The Palatinate museum of Heidelberg, offers insights of regional history. With its large collection of paintings, graphics and sculptures (15th– 20thcentury), handcraft, archaeology, town history and Electoral Palatinate, the Heidelberg Palatinate museum offers a unique image of the ancient Electoral Palatinate and its capital, Heidelberg.
The origin of the museum is based on the initiative of the French immigrant, Charles de Graimberg. In which, he had started to dedicate it towards the history of the Heidelberg castle and the Palatine royal house since 1810. Graimberg's constantly growing collection contained paintings, graphic sheets, certificates, coins, medals, weapons and porcelain from the manufacturer in Frankenthal as well as sculptures and prefabricated parts.
Even the famous "Zwölfbotenaltar "of Tilman Riemenschneider had been acquired by Graimberg. In 1879, the city of Heidelberg bought the the Graimberg collection and brought it from the castle to the Hauptstraße. In 1908, the museum was opened in the palace (built in 1712) of Philipp Morass, a professor of the law faculty, as the "civic art and antiquities collection". There had been major expansions in regards to the territorial and historical subjects during the second part of the 19thcentury due to the fact of many archaeological discoveries, primarily the remaining parts of the roman Neckar bridge in 1877. Archaeological digs in Heidelberg and environs, especially after the 2nd world war, led to a significant growth of the stock.

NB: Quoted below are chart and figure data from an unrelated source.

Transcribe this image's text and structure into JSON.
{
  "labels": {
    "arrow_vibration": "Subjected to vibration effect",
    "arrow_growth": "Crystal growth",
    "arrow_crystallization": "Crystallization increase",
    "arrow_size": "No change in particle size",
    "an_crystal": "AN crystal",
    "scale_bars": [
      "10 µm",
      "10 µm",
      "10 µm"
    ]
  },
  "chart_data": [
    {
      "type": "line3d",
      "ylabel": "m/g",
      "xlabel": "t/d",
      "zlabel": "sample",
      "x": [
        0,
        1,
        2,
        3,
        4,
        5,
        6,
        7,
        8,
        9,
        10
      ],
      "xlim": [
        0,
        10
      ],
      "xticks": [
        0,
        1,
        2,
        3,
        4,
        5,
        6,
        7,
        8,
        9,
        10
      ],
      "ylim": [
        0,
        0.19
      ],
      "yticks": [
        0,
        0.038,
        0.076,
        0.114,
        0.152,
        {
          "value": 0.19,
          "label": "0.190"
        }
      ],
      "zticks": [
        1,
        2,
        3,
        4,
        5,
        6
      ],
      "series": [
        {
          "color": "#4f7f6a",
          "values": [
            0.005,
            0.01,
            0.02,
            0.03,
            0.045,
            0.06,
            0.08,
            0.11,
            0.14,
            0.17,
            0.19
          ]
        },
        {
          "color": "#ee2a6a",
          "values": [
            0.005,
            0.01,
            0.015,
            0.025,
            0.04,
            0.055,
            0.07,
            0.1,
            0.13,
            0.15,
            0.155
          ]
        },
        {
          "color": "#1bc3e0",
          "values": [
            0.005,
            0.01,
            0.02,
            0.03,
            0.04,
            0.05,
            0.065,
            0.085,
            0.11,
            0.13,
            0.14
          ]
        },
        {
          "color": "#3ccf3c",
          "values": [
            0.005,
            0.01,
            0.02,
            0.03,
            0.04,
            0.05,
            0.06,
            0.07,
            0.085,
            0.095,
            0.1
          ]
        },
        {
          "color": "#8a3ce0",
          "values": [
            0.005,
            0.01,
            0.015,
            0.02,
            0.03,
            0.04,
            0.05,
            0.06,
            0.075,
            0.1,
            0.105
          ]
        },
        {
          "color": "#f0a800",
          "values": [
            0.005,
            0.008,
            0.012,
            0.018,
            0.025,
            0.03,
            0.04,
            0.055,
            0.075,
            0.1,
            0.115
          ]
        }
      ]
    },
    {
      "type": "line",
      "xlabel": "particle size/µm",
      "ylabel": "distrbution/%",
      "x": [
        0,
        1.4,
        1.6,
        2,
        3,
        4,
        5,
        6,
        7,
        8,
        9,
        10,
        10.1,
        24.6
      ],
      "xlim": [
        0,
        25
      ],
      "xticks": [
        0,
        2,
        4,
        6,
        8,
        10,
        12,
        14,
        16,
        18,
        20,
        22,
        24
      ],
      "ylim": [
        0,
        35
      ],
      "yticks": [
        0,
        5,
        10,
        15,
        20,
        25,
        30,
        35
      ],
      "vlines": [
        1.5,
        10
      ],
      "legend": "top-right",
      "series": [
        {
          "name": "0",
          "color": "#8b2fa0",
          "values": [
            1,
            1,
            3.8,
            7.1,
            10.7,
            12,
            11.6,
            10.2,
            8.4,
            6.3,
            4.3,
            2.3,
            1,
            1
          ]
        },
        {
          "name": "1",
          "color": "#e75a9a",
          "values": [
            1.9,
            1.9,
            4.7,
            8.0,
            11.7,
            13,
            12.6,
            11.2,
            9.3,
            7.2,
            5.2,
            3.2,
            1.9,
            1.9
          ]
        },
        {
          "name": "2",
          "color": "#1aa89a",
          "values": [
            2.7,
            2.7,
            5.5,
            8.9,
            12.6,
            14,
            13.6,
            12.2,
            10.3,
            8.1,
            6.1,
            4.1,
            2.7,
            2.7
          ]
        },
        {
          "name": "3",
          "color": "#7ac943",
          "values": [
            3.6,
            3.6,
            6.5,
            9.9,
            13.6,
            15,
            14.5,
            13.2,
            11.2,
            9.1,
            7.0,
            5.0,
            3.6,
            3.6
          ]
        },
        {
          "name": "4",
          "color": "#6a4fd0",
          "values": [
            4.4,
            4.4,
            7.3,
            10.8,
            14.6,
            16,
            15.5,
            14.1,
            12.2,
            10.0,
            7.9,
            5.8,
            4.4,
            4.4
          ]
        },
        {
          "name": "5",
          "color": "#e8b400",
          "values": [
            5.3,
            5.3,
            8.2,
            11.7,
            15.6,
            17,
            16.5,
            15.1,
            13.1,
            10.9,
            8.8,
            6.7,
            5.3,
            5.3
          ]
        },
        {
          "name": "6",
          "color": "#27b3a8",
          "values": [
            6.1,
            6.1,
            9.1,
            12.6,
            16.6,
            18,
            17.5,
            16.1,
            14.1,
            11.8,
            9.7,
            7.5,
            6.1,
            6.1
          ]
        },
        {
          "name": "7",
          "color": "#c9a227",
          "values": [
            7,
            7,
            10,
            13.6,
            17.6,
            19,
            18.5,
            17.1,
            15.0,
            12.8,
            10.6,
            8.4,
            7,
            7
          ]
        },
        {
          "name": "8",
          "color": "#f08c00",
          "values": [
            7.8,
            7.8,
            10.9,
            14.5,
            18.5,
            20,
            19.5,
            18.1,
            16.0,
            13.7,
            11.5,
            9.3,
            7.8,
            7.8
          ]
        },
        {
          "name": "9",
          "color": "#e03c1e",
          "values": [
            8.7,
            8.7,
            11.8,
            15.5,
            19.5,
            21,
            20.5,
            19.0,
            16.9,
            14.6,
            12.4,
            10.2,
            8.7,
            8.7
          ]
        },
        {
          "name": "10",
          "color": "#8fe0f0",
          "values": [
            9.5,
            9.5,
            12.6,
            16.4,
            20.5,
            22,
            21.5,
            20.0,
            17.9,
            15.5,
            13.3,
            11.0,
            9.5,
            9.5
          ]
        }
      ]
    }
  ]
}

Noble donations from Heidelberg citizens, like the collections from the Posselt's, helped in the expansion of the museums assortments. The artwork of the romantic side of Heidelberg is another main subject of the exhibition, since the beginning of the 20thcentury. In 2002, the museum managed to purchase the silverware of “elector Elisabeth Augusta“. It is the only complete preserved silverware of the electoral palatine property of the 18th century. This acquirement is one of the most outstanding pieces in the last decades and is part of the permanent exhibition.
Since the reopening of the building in 1991, the Heidelberg art society is housed in the left wing. With thanks to the new complex being built, the old and the new museum were then connected. This allowed the museum to represent itself in a more modern way. Visitors have the option of a full tour, starting in the prehistory and in the dark ages, to the painting gallery of the 19th and 20th centuries.
Tuesday to Sunday 10.00am – 06.00pm, closed on Mondays.
Closed on the 24. , 25. and 31.12. , 1.1. , Shrove Tuesday and the 1. May.